Instaurée sous Napoléon Bonaparte en 1802, la légion d’honneur consacrait initialement les civils et militaires, pour leur dévouement au service de la collectivité. Elle intégrait alors à son prestigieux ordre de la légion d’honneur des citoyens émérites, faisant l’unanimité du fait de leurs actions. Néanmoins, des critiques toujours plus insistantes fusent à l’égard de certains récents décorés. De Poutine à Zelensky, en passant par les bleus champions du monde de football, l’opinion publique grince. Cette hostilité signe-t-elle pour autant la fin de la plus haute des distinctions françaises ?

Le Président ukrainien Volodymir Zelensky, décoré de la légion d’honneur (TF1 Info)

L’augmentation des décorés de la légion d’honneur, un réel enjeu sociétal


Parmi les critiques prononcées à l’encontre de la légion d’honneur, cette distinction serait devenue trop banale. Aujourd’hui, on compte près de 93 000 décorés de cette distinction, soit environ 3 000 chaque année. En réalité, la multiplication des décorés consacre le caractère universel de la légion d’honneur, en répondant à de réels enjeux sociétaux. D’abord, en récompensant l’excellence quel que soit le domaine : économique, scientifique ou artistique, de Thomas Piketty au Pr. Delfraissy, en passant par Louis Chedid, tous ont été récompensés pour leur contribution dans leurs activités respectives.

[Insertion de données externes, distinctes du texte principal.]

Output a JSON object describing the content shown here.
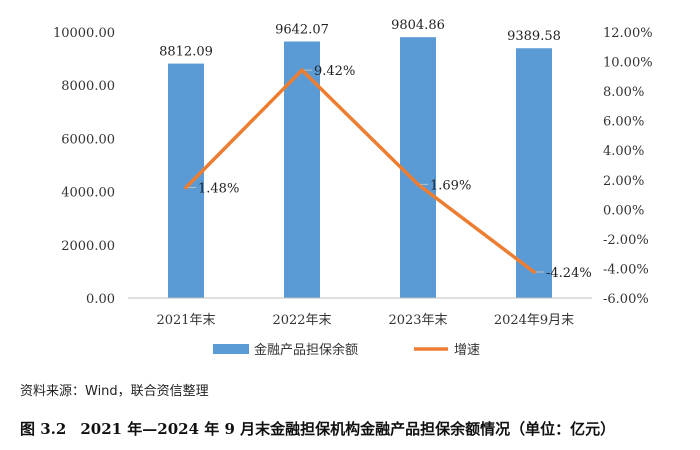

Ainsi, loin de la militarisation initiale de la récompense, de plus en plus de civils voient leur mérite récompensé. Un phénomène qui s’est accentué depuis la réforme de 2008 au sujet de l’ordre de la légion d’honneur, intronisant une obligation de parité au sein de la liste annuelle des nouveaux décorés. Ainsi, si elle n’était jusqu’en 1854 qu’une distinction masculine, la légion d’honneur tend aujourd’hui à respecter la plus stricte des égalité dans ses modalités d’attribution. En somme, la prise en compte de ces enjeux de société aurait justement dû permettre d’asseoir le consensus autour des nominés dans l’ordre de la légion. Mais dans les faits, ces attributions divisent toujours autant les Français.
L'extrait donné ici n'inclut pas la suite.